Simplicity Itself
I made these soups some time last week, but it’s been difficult to figure out how to write about them. They’re both very, very pretty, but also very, very simple. And simple is boring, right? What is there to write about simplicity that hasn’t already been written?
Then I got into a conversation with my friend Allie, who was making plans to cook dinner for her boyfriend, for the first time ever. She had picked a Barefoot Contessa recipe for a pork rib roast, and she asked me to walk her through it. I suggested mashed potatoes to accompany the roast, and she wrote down detailed notes as I explained what to do. I had never realized how nuanced the recipe really is. We repeated the process when she picked carrots as her vegetable.

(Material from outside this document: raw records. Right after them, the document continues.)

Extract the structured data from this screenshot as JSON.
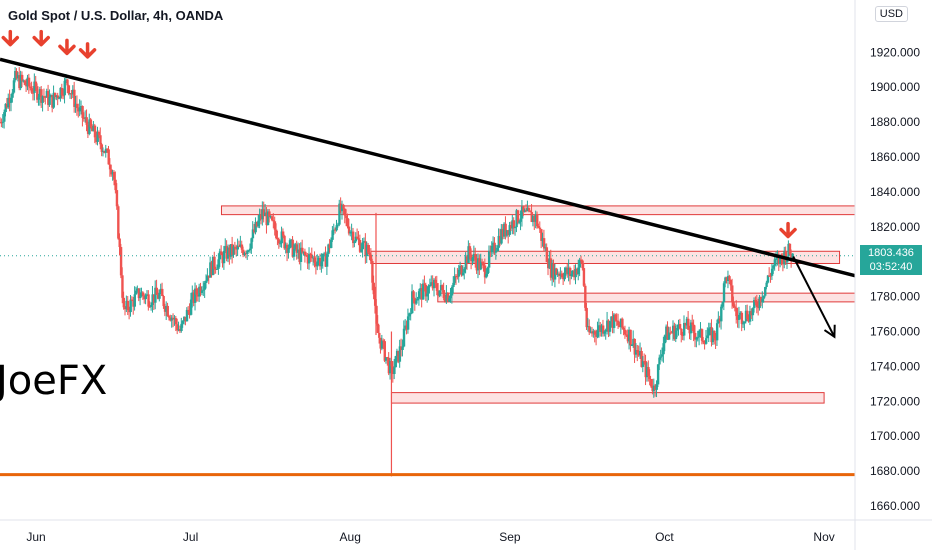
{
  "header": {
    "title": "Gold Spot / U.S. Dollar, 4h, OANDA",
    "currency": "USD"
  },
  "watermark": "JoeFX",
  "last_price": {
    "value": "1803.436",
    "countdown": "03:52:40"
  },
  "colors": {
    "up": "#26a69a",
    "down": "#ef5350",
    "zone_fill": "#fde2e2",
    "zone_stroke": "#e03a3a",
    "trendline": "#000000",
    "support_line": "#e8650a",
    "arrow": "#e8412e",
    "axis_text": "#131722"
  },
  "chart_data": {
    "type": "candlestick",
    "ylim": [
      1652,
      1950
    ],
    "y_ticks": [
      1660,
      1680,
      1700,
      1720,
      1740,
      1760,
      1780,
      1800,
      1820,
      1840,
      1860,
      1880,
      1900,
      1920
    ],
    "y_tick_labels": [
      "1660.000",
      "1680.000",
      "1700.000",
      "1720.000",
      "1740.000",
      "1760.000",
      "1780.000",
      "1800.000",
      "1820.000",
      "1840.000",
      "1860.000",
      "1880.000",
      "1900.000",
      "1920.000"
    ],
    "x_labels": [
      {
        "label": "Jun",
        "x": "2021-06-01"
      },
      {
        "label": "Jul",
        "x": "2021-07-01"
      },
      {
        "label": "Aug",
        "x": "2021-08-01"
      },
      {
        "label": "Sep",
        "x": "2021-09-01"
      },
      {
        "label": "Oct",
        "x": "2021-10-01"
      },
      {
        "label": "Nov",
        "x": "2021-11-01"
      }
    ],
    "xlim": [
      "2021-05-25",
      "2021-11-07"
    ],
    "price_path": [
      [
        "2021-05-25",
        1880
      ],
      [
        "2021-05-28",
        1905
      ],
      [
        "2021-06-01",
        1898
      ],
      [
        "2021-06-04",
        1892
      ],
      [
        "2021-06-07",
        1903
      ],
      [
        "2021-06-09",
        1888
      ],
      [
        "2021-06-11",
        1878
      ],
      [
        "2021-06-14",
        1866
      ],
      [
        "2021-06-16",
        1852
      ],
      [
        "2021-06-17",
        1815
      ],
      [
        "2021-06-18",
        1771
      ],
      [
        "2021-06-21",
        1782
      ],
      [
        "2021-06-23",
        1779
      ],
      [
        "2021-06-25",
        1781
      ],
      [
        "2021-06-29",
        1760
      ],
      [
        "2021-07-01",
        1776
      ],
      [
        "2021-07-05",
        1797
      ],
      [
        "2021-07-08",
        1805
      ],
      [
        "2021-07-12",
        1808
      ],
      [
        "2021-07-15",
        1828
      ],
      [
        "2021-07-19",
        1812
      ],
      [
        "2021-07-22",
        1804
      ],
      [
        "2021-07-27",
        1800
      ],
      [
        "2021-07-30",
        1830
      ],
      [
        "2021-08-02",
        1813
      ],
      [
        "2021-08-05",
        1804
      ],
      [
        "2021-08-06",
        1762
      ],
      [
        "2021-08-09",
        1736
      ],
      [
        "2021-08-11",
        1752
      ],
      [
        "2021-08-13",
        1779
      ],
      [
        "2021-08-17",
        1786
      ],
      [
        "2021-08-20",
        1781
      ],
      [
        "2021-08-24",
        1805
      ],
      [
        "2021-08-27",
        1795
      ],
      [
        "2021-08-30",
        1815
      ],
      [
        "2021-09-03",
        1827
      ],
      [
        "2021-09-06",
        1825
      ],
      [
        "2021-09-09",
        1795
      ],
      [
        "2021-09-13",
        1793
      ],
      [
        "2021-09-15",
        1800
      ],
      [
        "2021-09-16",
        1758
      ],
      [
        "2021-09-21",
        1766
      ],
      [
        "2021-09-24",
        1759
      ],
      [
        "2021-09-29",
        1727
      ],
      [
        "2021-10-01",
        1758
      ],
      [
        "2021-10-05",
        1763
      ],
      [
        "2021-10-08",
        1757
      ],
      [
        "2021-10-11",
        1758
      ],
      [
        "2021-10-13",
        1793
      ],
      [
        "2021-10-15",
        1768
      ],
      [
        "2021-10-18",
        1771
      ],
      [
        "2021-10-20",
        1782
      ],
      [
        "2021-10-22",
        1797
      ],
      [
        "2021-10-25",
        1806
      ],
      [
        "2021-10-26",
        1803
      ]
    ],
    "special_wicks": [
      {
        "x": "2021-08-09",
        "low": 1677,
        "high": 1760
      },
      {
        "x": "2021-08-06",
        "low": 1758,
        "high": 1828
      }
    ],
    "zones": [
      {
        "from": "2021-07-07",
        "to": "2021-11-07",
        "low": 1827,
        "high": 1832
      },
      {
        "from": "2021-08-05",
        "to": "2021-11-04",
        "low": 1799,
        "high": 1806
      },
      {
        "from": "2021-08-18",
        "to": "2021-11-07",
        "low": 1777,
        "high": 1782
      },
      {
        "from": "2021-08-09",
        "to": "2021-11-01",
        "low": 1719,
        "high": 1725
      }
    ],
    "trendline": {
      "from": [
        "2021-05-25",
        1916
      ],
      "to": [
        "2021-11-07",
        1792
      ]
    },
    "support_line": {
      "from": [
        "2021-05-25",
        1678
      ],
      "to": [
        "2021-11-07",
        1678
      ]
    },
    "projection_arrow": {
      "from": [
        "2021-10-26",
        1803
      ],
      "to": [
        "2021-11-03",
        1757
      ]
    },
    "down_markers": [
      {
        "x": "2021-05-27",
        "y": 1925
      },
      {
        "x": "2021-06-02",
        "y": 1925
      },
      {
        "x": "2021-06-07",
        "y": 1920
      },
      {
        "x": "2021-06-11",
        "y": 1918
      },
      {
        "x": "2021-10-25",
        "y": 1815
      }
    ],
    "last_price_line": 1803.4
  }
}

It’s weird to me that there are people who have never cooked a meal before, but I am sure that there are people who think it would be weird to never have sewn their own clothing or built their own houses. Allie told me that I should host my own cooking show, something for which I have neither the skill nor the patience, but her comment reminded me that the simple things actually can be worth the most attention.

Take this spinach zucchini soup, for example. Yes, it’s basically all the green stuff in my fridge soupified, but that’s part of its charm. This is a Horatio Alger story of soups. A couple zucchini loitering in the crisper drawer, the remains of a package of frozen — yes, frozen! — spinach, a knee-jerk twitch towards a jar of curry powder: it all adds up to something both rich and light.
Why does blending a soup makes it fancier? This is something I’ve always kind of taken for granted, but like the process of mashing potatoes, perhaps there are aspects I haven’t noticed. Why is it that a broth with chunks of zucchini and clumps of spinach just seems so pedestrian when compared to a silky, forest green purée that tastes neither of spinach nor zucchini, but something fresh and green and in between? I may have answered my own question.

But as far as soup goes, there isn’t much simpler than tomato. This soup is basically fresh and canned tomatoes that have, again, been blended. I layered them over a base of toasted fennel seeds to give it some punch, but it ended up being a more subtle note that melded with the tomatoes into one flavor. Next time I’d take the seeds out after flavoring the oil with them, and also seed the tomatoes, but the chunkiness of the soup didn’t end up bothering me in the end. The green onions that I originally sprinkled on top to pretty it up, but they became a sharp punchline to the fennel seed setup.
Come lunchtime at work, I poured some hot soup into into a bowl, garnished it with some scallions, and dipped my toasted baguette slice into it. The plain Jane tomato soup was definitely more refined than something from a can, but it was still a refreshingly simple pleasure.